Death is, for good reason, one of the oddest, most debated upon, and “scariest” topics that has ever been spoken upon. It’s a common topic in philosophy as well. One thing, if anything, that can be agreed upon about death, is that it is inevitable. All human beings, at this current point in time, at some point, will die. It’s a strange phenomenon – we’re scared of death – we don’t talk about death, as we’re uncomfortable when doing so – but it is one of the few certain outcomes that life has to offer. Look at the following images:
These two images are for two athletes – the first is for Kobe Bryant, who passed away earlier this year in a tragic helicopter accident. The second is for Hank Aaron, one of the greatest baseball players of all time, who is currently alive and is 86 years old. The first memorial is in memory of a national icon who has already passed away, while the other is for one who will likely no longer be with us within the next twenty years. Why is this? In a hundred years or so, there won’t be many people on this earth who know or remember very much about either of these individuals – so why do we put so much effort into carrying on their memory?

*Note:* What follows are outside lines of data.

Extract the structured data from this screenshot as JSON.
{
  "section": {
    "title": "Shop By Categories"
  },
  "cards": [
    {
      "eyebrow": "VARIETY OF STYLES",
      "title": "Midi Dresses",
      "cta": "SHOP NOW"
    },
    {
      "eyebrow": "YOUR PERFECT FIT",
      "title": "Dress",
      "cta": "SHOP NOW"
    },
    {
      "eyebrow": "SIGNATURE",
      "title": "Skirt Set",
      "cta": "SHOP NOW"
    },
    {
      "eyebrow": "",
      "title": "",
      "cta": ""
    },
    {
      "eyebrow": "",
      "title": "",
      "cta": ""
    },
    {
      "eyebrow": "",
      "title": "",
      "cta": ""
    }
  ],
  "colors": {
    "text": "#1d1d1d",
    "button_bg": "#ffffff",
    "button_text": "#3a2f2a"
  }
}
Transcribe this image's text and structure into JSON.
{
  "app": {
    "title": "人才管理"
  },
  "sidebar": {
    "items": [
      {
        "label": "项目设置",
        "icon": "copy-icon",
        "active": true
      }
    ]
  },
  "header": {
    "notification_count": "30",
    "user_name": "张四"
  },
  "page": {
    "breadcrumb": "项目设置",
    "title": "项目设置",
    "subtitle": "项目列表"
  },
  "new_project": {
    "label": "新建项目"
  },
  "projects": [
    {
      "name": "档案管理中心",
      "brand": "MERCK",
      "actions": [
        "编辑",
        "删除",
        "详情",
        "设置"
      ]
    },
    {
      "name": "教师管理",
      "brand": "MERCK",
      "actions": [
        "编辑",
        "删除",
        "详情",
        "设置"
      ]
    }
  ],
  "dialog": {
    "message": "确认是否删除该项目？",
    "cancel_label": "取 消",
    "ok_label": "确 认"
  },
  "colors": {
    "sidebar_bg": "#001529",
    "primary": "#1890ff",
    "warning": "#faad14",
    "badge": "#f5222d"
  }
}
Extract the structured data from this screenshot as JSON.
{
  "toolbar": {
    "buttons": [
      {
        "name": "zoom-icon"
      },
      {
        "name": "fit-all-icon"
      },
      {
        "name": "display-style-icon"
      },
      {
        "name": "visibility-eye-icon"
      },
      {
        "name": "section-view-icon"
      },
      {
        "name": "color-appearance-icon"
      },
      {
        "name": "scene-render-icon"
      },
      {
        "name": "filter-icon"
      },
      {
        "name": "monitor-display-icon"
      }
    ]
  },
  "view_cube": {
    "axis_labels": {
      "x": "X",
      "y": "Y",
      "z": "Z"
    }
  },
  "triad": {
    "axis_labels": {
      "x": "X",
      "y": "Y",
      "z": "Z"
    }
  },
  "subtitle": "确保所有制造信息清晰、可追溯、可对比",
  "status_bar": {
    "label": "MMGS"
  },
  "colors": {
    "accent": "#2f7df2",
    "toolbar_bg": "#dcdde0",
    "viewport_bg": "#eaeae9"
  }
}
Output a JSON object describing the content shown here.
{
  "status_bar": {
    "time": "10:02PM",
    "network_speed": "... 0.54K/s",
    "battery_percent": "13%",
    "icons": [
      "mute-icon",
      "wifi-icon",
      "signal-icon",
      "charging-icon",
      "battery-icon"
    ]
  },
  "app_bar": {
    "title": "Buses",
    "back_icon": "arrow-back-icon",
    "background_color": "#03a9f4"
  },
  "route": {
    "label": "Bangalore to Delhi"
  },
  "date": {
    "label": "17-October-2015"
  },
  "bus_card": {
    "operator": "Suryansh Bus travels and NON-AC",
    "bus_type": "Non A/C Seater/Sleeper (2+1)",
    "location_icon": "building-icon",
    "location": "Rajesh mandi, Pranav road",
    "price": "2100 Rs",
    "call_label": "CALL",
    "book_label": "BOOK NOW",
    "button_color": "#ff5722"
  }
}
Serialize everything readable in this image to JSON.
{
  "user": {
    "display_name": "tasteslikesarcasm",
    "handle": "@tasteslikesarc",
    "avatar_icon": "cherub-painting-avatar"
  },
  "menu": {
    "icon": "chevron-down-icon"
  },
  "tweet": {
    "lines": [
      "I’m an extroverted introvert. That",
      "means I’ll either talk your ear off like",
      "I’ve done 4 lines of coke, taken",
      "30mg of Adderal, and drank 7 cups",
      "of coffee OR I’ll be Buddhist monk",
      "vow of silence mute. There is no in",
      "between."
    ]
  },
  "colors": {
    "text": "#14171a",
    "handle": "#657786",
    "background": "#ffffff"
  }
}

This is where the philosophy concerning death comes into play. The Stanford Encyclopedia of Philosophy’s definition on death is that it is the end of life – fair enough. It’s difficult to get much deeper into defining death than that, because to do so, one must define what exactly life is, what constitutes living and not living, and where that ends, therefore making someone or something “dead.” This is not the subject at hand.
The human population is afraid of death because of our fear of the unknown. Famed writer H.P. Lovecraft once quoted that, “The oldest and strongest emotion of mankind is fear, and the oldest and strongest kind of fear is fear of the unknown.” We fear death, because we don’t know what exactly it entails – it’s an unknown. While we put tremendous effort into carrying on the memory of our loved ones through monuments, shrines, murals, or so on, the theory of ghosts is one of the most interesting death-applied theories out there.
Ghosts are the supernatural embodiments of the deceased returning to earth. There’s a few different beings that fall within this category – angels and demons being the two most prominent. The concept of ghosts has been created as a sort of comforting system for us to cope with the unknown concept of death. The theory of ghosts was created to combat the unsureness of what comes after death – we hope that our lost loved ones come back as ghosts, and that we may be able to as well once we pass away, to help alleviate our fear of not knowing what comes when our life ends.
In conclusion, our creation of memorials, and of ghost theory, go hand in hand. While memorials are more to pay respects, and to carry on the memory of those who have died, and ghost theory was created in the hope that those who have passed on can come back in some respect, both were created because of our fear of the unknown. We don’t know what happens when we pass away – we don’t even know if those who have passed on would want us to create the memorials for them that we do. However, we’ve created the theory of ghosts, and make memorials for them in the hopes of honoring their name.